The US Food and Drug Administration advisory (FDA) committee on Friday (local time) voted unanimously to approve Pfizer booster shots for use in people aged 65-plus and high-risk patients following a prior failed vote to approve third shots for all people aged from 16 and above.
Dr Ofer Levy, a vaccine and infectious disease specialist at Boston Children’s Hospital said, “It’s likely beneficial, in my opinion, for the elderly, and may eventually be indicated for the general population. I just don’t think we’re there yet in terms of the data.”
To discuss boosters the Vaccines and Related Biological Products Advisory Committee met for more than eight hours on Friday and the final vote could be corrected to include health care workers and other workers who face a high risk of exposure.
Before unanimously embracing an alternate plan to give boosters to older Americans, the panel voted 16-2 against distributing the vaccines to Americans 16 and older and those who are vulnerable of suffering from severe illness if they get the virus. That’s previously included people with diabetes, heart disease, obesity and other so-called comorbidities.
The earlier question put by Pfizer would have made the booster available to everyone aged between 16 and above.

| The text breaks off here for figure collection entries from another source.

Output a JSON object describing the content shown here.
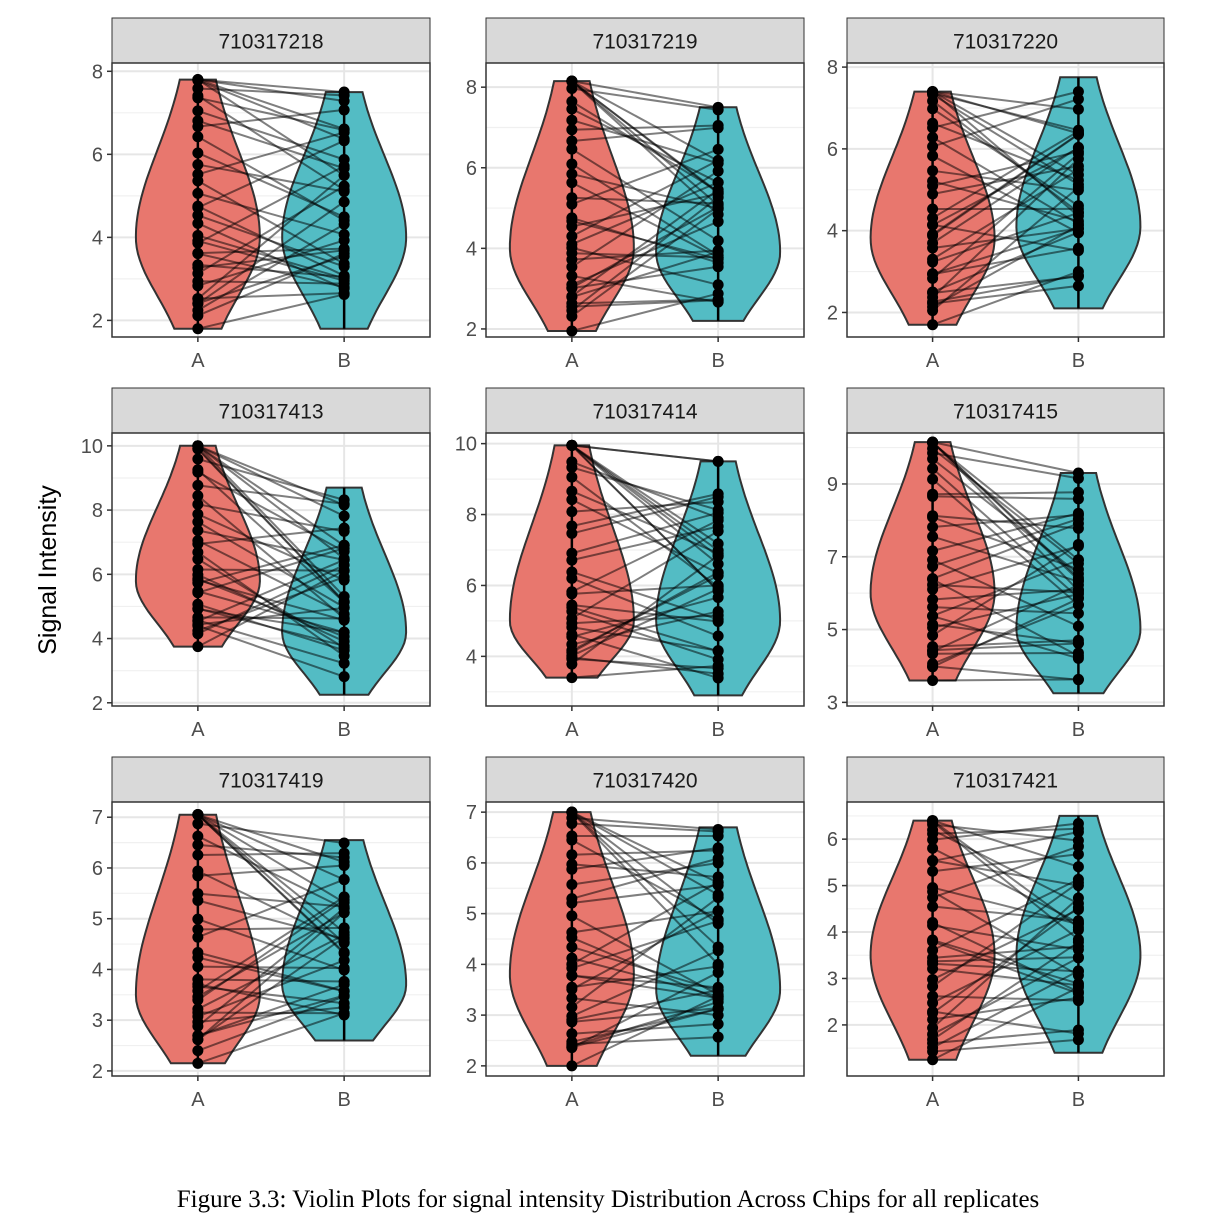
{
  "caption": "Figure 3.3: Violin Plots for signal intensity Distribution Across Chips for all replicates",
  "colors": {
    "A": "#E8776E",
    "B": "#53BCC4",
    "points": "#000000",
    "lines": "#000000",
    "strip": "#D9D9D9"
  },
  "chart_data": {
    "type": "violin",
    "ylabel": "Signal Intensity",
    "groups": [
      "A",
      "B"
    ],
    "rows": [
      {
        "panels": [
          "710317218",
          "710317219",
          "710317220"
        ]
      },
      {
        "panels": [
          "710317413",
          "710317414",
          "710317415"
        ]
      },
      {
        "panels": [
          "710317419",
          "710317420",
          "710317421"
        ]
      }
    ],
    "panels": [
      {
        "chip": "710317218",
        "ylim": [
          1.6,
          8.2
        ],
        "yticks": [
          2,
          4,
          6,
          8
        ],
        "A": {
          "min": 1.8,
          "max": 7.8,
          "mode": 4.0
        },
        "B": {
          "min": 1.8,
          "max": 7.5,
          "mode": 4.0
        }
      },
      {
        "chip": "710317219",
        "ylim": [
          1.8,
          8.6
        ],
        "yticks": [
          2,
          4,
          6,
          8
        ],
        "A": {
          "min": 1.95,
          "max": 8.15,
          "mode": 4.0
        },
        "B": {
          "min": 2.2,
          "max": 7.5,
          "mode": 3.9
        }
      },
      {
        "chip": "710317220",
        "ylim": [
          1.4,
          8.1
        ],
        "yticks": [
          2,
          4,
          6,
          8
        ],
        "A": {
          "min": 1.7,
          "max": 7.4,
          "mode": 3.8
        },
        "B": {
          "min": 2.1,
          "max": 7.75,
          "mode": 4.1
        }
      },
      {
        "chip": "710317413",
        "ylim": [
          1.9,
          10.4
        ],
        "yticks": [
          2,
          4,
          6,
          8,
          10
        ],
        "A": {
          "min": 3.75,
          "max": 10.0,
          "mode": 5.8
        },
        "B": {
          "min": 2.25,
          "max": 8.7,
          "mode": 4.2
        }
      },
      {
        "chip": "710317414",
        "ylim": [
          2.6,
          10.3
        ],
        "yticks": [
          4,
          6,
          8,
          10
        ],
        "A": {
          "min": 3.4,
          "max": 9.95,
          "mode": 5.0
        },
        "B": {
          "min": 2.9,
          "max": 9.5,
          "mode": 5.0
        }
      },
      {
        "chip": "710317415",
        "ylim": [
          2.9,
          10.4
        ],
        "yticks": [
          3,
          5,
          7,
          9
        ],
        "A": {
          "min": 3.6,
          "max": 10.15,
          "mode": 6.0
        },
        "B": {
          "min": 3.25,
          "max": 9.3,
          "mode": 5.0
        }
      },
      {
        "chip": "710317419",
        "ylim": [
          1.9,
          7.3
        ],
        "yticks": [
          2,
          3,
          4,
          5,
          6,
          7
        ],
        "A": {
          "min": 2.15,
          "max": 7.05,
          "mode": 3.5
        },
        "B": {
          "min": 2.6,
          "max": 6.55,
          "mode": 3.7
        }
      },
      {
        "chip": "710317420",
        "ylim": [
          1.8,
          7.2
        ],
        "yticks": [
          2,
          3,
          4,
          5,
          6,
          7
        ],
        "A": {
          "min": 2.0,
          "max": 7.0,
          "mode": 3.8
        },
        "B": {
          "min": 2.2,
          "max": 6.7,
          "mode": 3.5
        }
      },
      {
        "chip": "710317421",
        "ylim": [
          0.9,
          6.8
        ],
        "yticks": [
          2,
          3,
          4,
          5,
          6
        ],
        "A": {
          "min": 1.25,
          "max": 6.4,
          "mode": 3.5
        },
        "B": {
          "min": 1.4,
          "max": 6.5,
          "mode": 3.5
        }
      }
    ]
  }
}
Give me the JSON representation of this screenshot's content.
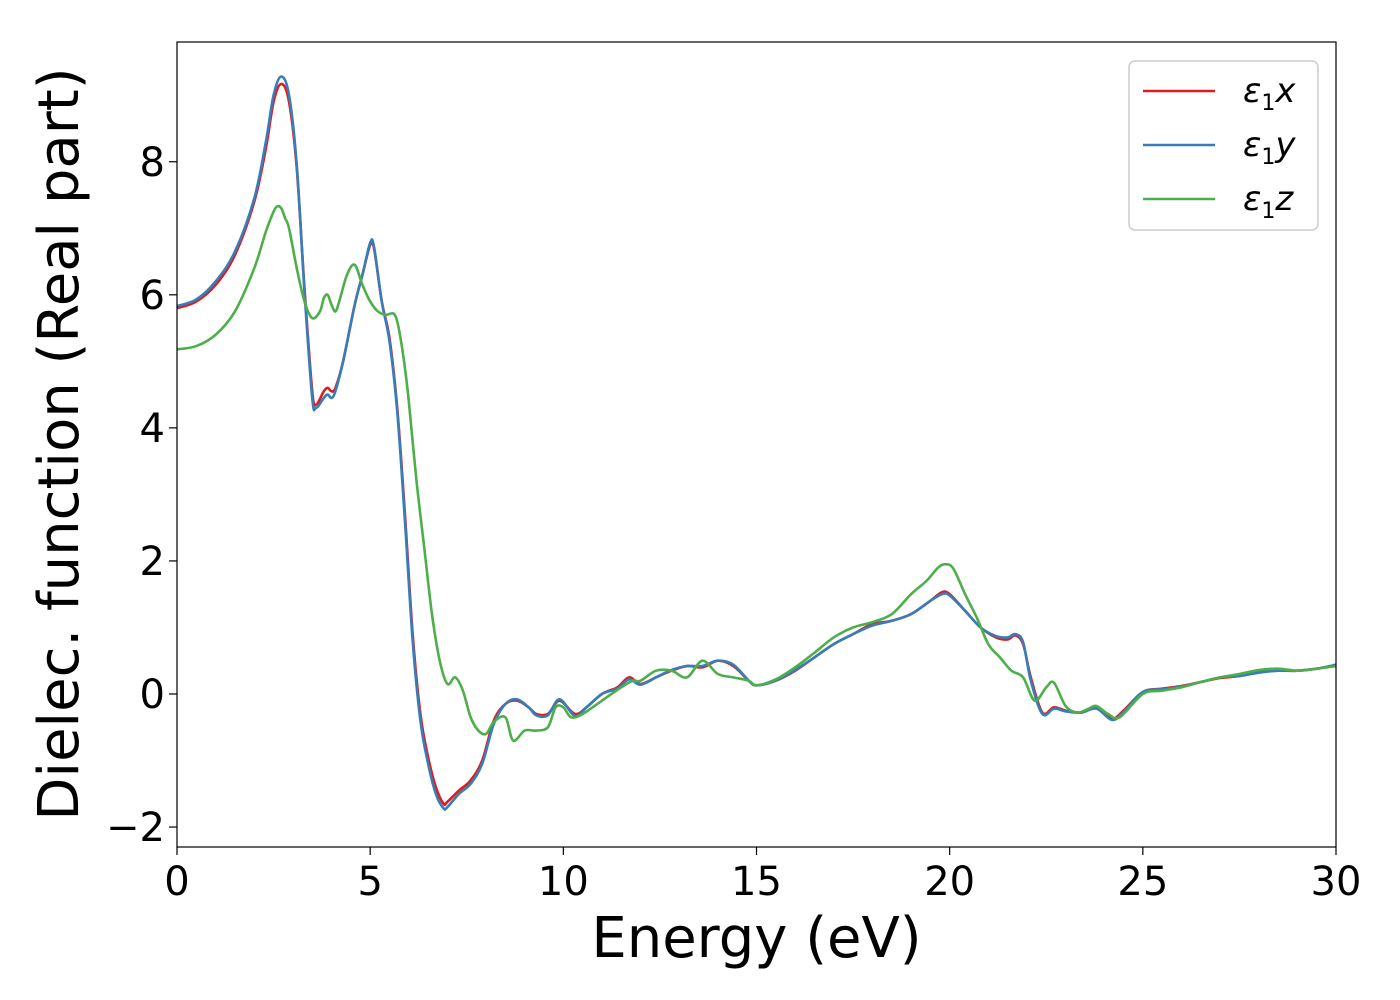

The committee decided to first hold an up-or-down vote on the question of whether to recommend a third dose of vaccine for everyone 16 and older to show some extraordinary move, because of its reservations around the question of boosters.
Biden administration officials have previously announced a plan to begin administering booster doses to the general population during the week of September 20, pending signoff from the FDA and US Centers for Disease Control.
Some of the advisers and a group of vaccine experts, immunologists, paediatricians, infectious disease specialists and public health experts — have said that the process was rushed because of that target date. For certain immuno-compromised people third doses are already approved for certain immuno-compromised people, but not for the general public.